Plan de contrôle interne CGP : le guide complet pour sécuriser votre cabinet

Conseiller en gestion de patrimoine vérifiant les dossiers de conformité de son cabinet

Le plan de contrôle interne est l'un des documents les plus regardés par l'AMF lors d'un contrôle de cabinet. Pourtant, beaucoup de conseillers en gestion de patrimoine (CGP) et de conseillers en investissements financiers (CIF) découvrent son existence… le jour où le régulateur le réclame. En 2023, l'AMF a ouvert 42 procédures de contrôle auprès des CIF et sociétés de gestion, et près de 60 % des structures dépourvues de contrôle interne formalisé ont fait l'objet d'une mise en demeure. Ce guide vous explique ce qu'est un plan de contrôle interne CGP, ce qu'il doit contenir, comment le construire pas à pas et comment le digitaliser pour gagner du temps. Pour le cadre général, consultez aussi notre page sur la conformité AMF & ACPR.

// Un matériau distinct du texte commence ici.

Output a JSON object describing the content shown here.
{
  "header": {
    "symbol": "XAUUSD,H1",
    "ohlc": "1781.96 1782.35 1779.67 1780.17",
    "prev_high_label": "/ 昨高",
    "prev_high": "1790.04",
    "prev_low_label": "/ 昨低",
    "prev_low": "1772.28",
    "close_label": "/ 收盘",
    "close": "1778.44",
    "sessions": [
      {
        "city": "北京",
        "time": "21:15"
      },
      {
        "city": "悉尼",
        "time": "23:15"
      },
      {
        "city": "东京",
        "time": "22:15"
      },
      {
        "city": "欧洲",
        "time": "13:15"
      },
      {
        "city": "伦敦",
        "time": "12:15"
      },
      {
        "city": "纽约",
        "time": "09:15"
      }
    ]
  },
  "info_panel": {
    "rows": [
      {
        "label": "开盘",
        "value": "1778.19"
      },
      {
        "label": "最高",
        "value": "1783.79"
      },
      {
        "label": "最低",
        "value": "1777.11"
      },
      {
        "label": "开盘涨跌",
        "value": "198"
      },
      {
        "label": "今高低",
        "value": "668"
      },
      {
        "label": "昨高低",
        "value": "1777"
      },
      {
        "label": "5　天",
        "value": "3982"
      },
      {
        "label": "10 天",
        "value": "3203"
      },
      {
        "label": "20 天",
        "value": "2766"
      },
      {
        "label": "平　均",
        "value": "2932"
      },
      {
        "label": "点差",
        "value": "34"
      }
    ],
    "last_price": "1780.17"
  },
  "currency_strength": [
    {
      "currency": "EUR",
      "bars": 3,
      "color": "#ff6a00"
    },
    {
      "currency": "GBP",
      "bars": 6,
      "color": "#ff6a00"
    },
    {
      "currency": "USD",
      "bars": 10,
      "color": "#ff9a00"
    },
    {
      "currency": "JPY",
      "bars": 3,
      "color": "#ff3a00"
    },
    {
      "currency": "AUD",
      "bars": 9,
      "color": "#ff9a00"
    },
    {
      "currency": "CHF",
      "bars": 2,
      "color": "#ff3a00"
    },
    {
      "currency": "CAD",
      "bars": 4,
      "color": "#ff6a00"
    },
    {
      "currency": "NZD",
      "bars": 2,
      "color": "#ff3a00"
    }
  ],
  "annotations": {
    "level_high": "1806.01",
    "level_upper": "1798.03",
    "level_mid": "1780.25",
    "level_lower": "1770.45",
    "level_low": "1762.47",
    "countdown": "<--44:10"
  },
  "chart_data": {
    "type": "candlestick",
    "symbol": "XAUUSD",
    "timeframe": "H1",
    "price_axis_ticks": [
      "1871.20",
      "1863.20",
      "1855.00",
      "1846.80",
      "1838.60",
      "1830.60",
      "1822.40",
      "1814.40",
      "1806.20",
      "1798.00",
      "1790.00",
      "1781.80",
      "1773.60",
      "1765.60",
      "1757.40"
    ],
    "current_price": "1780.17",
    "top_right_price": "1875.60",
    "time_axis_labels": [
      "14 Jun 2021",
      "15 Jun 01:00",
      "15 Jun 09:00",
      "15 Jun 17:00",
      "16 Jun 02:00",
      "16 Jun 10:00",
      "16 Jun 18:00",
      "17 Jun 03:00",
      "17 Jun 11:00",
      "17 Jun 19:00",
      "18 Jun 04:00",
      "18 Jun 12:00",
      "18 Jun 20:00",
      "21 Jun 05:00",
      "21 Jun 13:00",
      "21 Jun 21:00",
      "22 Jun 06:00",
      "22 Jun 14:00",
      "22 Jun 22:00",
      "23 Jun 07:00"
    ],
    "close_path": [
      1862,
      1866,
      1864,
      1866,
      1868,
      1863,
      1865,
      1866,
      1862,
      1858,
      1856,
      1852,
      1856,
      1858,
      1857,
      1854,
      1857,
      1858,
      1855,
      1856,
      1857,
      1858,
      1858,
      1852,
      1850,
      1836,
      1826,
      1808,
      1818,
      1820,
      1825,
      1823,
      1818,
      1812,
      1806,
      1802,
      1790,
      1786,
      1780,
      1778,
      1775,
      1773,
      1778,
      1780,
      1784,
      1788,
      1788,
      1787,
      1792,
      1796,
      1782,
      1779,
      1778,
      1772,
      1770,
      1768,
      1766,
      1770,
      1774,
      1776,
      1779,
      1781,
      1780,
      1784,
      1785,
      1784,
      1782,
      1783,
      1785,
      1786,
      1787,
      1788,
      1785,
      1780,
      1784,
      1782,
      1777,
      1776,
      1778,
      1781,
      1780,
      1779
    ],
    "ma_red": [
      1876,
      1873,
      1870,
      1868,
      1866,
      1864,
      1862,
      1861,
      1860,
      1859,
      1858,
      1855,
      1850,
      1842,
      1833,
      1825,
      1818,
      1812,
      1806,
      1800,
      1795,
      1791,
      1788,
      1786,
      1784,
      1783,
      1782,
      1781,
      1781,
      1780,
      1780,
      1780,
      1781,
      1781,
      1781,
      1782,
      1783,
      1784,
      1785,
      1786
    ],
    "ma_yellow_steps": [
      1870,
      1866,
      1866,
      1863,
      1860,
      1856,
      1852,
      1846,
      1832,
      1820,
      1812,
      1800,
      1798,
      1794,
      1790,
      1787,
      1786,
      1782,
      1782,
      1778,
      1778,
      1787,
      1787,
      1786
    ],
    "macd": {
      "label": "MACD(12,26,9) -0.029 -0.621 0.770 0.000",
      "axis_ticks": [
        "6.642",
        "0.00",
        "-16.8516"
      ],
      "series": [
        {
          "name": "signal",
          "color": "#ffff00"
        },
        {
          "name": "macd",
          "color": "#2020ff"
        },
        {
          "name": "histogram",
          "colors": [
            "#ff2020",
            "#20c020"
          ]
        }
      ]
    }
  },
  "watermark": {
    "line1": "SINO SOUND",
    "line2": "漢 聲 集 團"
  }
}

Qu'est-ce qu'un plan de contrôle interne pour un CGP ?

Un plan de contrôle interne est un document formalisé qui recense l'ensemble des points de contrôle qu'un cabinet CGP/CIF s'engage à vérifier, la personne qui en est responsable, la méthode utilisée et la fréquence de chaque vérification. C'est la traduction opérationnelle du dispositif de conformité du cabinet : là où les procédures décrivent comment faire, le plan de contrôle vérifie que ce qui doit être fait l'est réellement.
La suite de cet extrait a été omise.